Die
Unbekümmertheit, mit der immer neue Generationen italienischer
Musiker ihre Varianten dieser ganz eigenen italienischen Popmusik vorstellen,
von der wir nie genau wissen, ob - und wo - sie die Grenzen des guten
Geschmacks überschreiten, stürzt Musikkritiker diesseits der
Alpen regelmäßig in existenzielle Verlegenheit.
Ramazzotti
singt Schnulzen ? Ja, und dafür verachtet man ihn, aber niemand
singt Schnulzen so wie er, und dafür liebt man ihn (heimlich,
versteht sich). Und mit der selben Geschwindigkeit, mit der wir die
Altvorderen der italienischen Pop- und Cantautore-Szene kategorisieren
und aburteilen, wachsen immer neue Talente nach, zuletzt NEK, und
jetzt der 30-jährige Mailänder Davide de Marinis, dessen
Album "Quello che ho" gerade erstmals in Deutschland vorgestellt
wurde, und von dem man bald sicher noch mehr zu hören bekommen
wird: Wahrscheinlich demnächst als Hintergrundmusik in jeder
Pizzeria, und das wäre so ziemlich das Schlimmste, was ihm passieren
könnte.
Bereits
mit 15 begann Davide de Marinis, eigene Lieder zu komponieren, schlug
sich wie Millionen andere Jugendliche in Europa mit Jobs als Kellner,
Fahrer und Schuhverkäufer durch, bis er schließlich seine
ersten Festival-Erfolge als Musiker erreichte. Insbesondere die Teilnahme
am Song-Festival von San Remo, DEM musikalischen Ereignis in Italien,
bescherte ihm Einladungen zu weiteren Auftritten in Radio und TV-Stationen.
In
seinen Liedern erzählt er Alltagsgeschichten, Träume, Hoffnungen
und Sehnsüchte, ungekünstelt, natürlich und sympathisch.

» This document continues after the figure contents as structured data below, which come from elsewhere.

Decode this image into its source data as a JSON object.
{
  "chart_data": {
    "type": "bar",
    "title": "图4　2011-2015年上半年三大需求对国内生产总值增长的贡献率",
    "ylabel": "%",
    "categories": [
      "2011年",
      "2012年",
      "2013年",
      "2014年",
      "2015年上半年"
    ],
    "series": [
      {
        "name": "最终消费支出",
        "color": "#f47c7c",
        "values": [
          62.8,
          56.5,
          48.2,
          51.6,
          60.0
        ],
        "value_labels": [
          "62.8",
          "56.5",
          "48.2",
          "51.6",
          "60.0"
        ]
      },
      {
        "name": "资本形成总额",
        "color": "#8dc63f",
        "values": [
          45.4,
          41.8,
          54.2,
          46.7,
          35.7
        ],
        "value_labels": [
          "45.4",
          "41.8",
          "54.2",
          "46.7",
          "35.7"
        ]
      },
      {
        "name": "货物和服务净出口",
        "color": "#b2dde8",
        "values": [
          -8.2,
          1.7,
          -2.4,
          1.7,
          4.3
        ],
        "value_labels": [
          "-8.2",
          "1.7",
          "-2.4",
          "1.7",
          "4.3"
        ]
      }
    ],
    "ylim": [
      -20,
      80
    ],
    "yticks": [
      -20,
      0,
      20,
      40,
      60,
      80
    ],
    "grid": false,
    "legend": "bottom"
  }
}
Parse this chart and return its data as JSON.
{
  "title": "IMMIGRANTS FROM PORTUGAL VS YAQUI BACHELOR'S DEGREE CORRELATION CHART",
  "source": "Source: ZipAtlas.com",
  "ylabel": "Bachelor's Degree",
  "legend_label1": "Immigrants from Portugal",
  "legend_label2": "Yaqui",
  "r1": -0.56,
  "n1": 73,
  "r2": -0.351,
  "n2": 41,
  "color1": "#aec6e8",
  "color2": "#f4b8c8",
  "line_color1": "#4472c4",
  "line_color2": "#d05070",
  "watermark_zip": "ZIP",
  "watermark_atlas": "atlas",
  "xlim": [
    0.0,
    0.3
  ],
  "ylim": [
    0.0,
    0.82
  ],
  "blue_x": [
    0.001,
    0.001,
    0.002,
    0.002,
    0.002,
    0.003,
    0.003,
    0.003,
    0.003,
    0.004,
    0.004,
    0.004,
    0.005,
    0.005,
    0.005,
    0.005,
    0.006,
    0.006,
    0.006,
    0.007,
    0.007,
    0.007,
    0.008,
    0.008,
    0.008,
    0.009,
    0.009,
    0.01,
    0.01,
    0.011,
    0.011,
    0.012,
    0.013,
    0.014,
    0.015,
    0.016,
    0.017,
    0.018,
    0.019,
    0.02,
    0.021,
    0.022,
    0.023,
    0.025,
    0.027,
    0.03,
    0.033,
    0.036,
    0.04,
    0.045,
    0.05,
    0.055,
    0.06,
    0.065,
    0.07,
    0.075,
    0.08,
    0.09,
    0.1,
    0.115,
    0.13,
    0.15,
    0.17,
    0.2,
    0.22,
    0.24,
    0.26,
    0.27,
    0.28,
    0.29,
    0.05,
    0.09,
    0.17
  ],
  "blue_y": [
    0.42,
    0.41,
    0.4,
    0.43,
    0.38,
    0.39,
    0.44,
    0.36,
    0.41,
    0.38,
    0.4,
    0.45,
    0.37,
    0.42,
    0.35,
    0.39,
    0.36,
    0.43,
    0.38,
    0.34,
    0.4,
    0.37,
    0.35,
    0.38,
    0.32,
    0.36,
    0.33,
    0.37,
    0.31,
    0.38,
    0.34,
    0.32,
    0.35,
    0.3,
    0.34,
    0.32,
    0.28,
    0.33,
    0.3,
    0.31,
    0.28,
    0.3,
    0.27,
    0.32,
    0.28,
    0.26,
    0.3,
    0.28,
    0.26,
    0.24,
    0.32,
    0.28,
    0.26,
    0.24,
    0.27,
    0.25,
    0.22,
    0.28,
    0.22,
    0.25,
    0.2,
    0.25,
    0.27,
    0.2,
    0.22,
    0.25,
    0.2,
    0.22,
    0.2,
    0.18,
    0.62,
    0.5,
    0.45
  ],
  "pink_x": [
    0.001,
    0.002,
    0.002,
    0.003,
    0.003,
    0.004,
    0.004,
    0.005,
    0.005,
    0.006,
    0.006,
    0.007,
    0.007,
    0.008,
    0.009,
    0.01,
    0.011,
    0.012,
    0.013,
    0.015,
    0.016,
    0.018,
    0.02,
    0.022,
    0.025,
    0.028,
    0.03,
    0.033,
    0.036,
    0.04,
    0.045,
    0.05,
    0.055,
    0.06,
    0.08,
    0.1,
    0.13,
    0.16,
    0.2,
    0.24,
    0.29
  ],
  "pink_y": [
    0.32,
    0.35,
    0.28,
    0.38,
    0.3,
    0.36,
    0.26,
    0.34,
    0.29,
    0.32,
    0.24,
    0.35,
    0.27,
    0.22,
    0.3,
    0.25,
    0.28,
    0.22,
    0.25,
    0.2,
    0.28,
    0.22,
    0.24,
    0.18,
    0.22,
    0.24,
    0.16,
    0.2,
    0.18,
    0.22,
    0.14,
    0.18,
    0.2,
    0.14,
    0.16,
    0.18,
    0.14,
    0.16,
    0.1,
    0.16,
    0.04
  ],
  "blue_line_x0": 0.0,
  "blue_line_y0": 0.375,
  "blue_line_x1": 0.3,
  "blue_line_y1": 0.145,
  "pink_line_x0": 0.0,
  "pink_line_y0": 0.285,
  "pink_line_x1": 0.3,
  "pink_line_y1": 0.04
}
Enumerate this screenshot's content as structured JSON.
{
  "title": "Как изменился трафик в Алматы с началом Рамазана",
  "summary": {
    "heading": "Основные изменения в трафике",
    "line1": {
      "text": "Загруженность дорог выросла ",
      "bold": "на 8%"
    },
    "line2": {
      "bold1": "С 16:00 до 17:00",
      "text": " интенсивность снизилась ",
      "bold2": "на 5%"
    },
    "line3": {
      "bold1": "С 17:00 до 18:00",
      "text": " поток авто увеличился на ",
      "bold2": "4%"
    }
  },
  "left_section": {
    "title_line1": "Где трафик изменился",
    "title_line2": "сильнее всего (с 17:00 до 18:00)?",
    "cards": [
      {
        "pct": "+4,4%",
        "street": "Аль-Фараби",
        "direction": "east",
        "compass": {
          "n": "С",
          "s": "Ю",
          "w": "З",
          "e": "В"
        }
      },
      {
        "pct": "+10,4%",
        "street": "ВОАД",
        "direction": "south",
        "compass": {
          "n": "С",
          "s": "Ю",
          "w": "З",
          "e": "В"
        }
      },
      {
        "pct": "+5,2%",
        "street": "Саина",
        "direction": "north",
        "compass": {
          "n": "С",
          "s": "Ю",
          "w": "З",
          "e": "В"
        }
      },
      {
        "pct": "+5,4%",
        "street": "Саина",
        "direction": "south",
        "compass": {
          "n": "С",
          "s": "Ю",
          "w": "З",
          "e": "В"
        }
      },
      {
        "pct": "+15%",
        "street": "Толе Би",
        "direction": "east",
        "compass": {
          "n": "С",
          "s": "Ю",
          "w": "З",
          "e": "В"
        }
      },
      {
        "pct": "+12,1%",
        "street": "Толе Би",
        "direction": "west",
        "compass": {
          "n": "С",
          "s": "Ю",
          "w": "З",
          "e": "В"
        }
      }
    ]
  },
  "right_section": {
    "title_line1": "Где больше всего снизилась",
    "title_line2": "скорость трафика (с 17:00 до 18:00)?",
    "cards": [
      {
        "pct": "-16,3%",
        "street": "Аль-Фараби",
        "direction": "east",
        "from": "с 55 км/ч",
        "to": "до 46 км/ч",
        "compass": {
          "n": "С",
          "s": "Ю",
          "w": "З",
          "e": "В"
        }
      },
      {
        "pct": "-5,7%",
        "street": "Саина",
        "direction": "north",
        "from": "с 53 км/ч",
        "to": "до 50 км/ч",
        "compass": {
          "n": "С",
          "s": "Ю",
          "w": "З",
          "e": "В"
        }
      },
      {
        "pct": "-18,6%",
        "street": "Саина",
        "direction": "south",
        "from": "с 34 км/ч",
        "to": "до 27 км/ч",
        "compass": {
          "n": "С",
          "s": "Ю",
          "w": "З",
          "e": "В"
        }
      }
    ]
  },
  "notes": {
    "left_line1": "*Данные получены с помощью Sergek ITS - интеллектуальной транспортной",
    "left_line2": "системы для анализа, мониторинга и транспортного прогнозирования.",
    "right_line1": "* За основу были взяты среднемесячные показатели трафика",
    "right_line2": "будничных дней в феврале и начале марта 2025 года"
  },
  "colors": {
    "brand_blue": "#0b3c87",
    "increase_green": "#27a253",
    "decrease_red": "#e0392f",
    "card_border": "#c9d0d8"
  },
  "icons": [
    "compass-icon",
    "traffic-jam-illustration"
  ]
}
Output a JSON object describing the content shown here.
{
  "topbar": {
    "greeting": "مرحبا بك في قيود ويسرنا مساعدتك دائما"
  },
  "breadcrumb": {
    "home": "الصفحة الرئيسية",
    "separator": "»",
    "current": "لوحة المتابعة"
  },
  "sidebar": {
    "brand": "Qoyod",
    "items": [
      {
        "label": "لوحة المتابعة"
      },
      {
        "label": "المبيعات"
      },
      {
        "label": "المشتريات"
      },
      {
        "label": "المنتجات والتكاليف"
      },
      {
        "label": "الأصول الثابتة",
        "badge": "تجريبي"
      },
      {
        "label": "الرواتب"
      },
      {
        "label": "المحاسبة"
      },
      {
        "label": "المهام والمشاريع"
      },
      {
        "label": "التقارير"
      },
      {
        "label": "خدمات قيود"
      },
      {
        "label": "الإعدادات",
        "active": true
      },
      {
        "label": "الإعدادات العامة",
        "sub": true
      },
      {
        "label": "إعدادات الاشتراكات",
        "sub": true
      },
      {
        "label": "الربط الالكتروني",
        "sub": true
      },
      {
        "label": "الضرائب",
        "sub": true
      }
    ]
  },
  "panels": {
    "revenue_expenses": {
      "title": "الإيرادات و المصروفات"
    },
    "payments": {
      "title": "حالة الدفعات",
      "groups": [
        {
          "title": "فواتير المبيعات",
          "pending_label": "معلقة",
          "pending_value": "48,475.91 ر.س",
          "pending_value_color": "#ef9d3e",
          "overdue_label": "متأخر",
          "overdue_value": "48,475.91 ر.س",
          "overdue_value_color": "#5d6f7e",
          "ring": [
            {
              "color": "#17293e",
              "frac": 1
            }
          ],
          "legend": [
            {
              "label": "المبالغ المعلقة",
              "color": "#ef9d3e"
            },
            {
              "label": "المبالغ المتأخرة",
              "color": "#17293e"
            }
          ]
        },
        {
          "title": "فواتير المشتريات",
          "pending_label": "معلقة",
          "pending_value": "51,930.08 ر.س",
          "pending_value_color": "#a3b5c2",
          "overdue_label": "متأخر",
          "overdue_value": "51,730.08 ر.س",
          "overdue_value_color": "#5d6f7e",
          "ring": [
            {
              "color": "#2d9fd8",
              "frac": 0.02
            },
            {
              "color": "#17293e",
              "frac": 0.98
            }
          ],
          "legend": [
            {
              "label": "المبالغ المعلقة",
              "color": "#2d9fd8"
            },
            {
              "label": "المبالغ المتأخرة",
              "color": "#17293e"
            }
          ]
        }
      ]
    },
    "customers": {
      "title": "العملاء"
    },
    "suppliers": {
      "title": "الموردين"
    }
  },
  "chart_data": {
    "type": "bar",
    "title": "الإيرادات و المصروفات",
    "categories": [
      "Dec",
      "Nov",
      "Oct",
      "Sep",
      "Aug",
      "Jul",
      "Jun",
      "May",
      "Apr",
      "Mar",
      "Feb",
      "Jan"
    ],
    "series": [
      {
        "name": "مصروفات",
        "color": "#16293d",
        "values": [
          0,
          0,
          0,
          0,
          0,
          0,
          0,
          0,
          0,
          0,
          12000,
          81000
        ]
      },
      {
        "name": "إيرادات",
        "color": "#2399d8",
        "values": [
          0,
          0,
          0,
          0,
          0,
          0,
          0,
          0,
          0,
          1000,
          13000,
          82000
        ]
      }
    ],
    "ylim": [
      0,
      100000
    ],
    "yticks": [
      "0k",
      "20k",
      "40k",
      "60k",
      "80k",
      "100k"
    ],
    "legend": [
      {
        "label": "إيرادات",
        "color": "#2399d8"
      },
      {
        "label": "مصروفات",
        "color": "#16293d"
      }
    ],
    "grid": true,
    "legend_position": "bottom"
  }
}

Die schmissige Pop-Nummer "Troppo bella", in Italien bereits
ein Überraschungserfolg, könnte auch bei uns ein Radio-Hit
werden, und auch mit der einen oder anderen Ballade stellt de Marinis
ebenso professionelles wie einfühlsames Songwriting unter Beweis,
wobei Lieder wie "Se davvero" und "Ciò che cerco"
mit ihren souveränen und raffinierten Arrangements besonders
gelungen sind.
Im
Gegensatz zum abwechlungsreichen und melodiösen Album steht offenbar
sein langweiliger Lebensstil: Über de Marinis wird gesagt, dass
er weder trinke noch rauche und auch nie Schimpfwörter benutze.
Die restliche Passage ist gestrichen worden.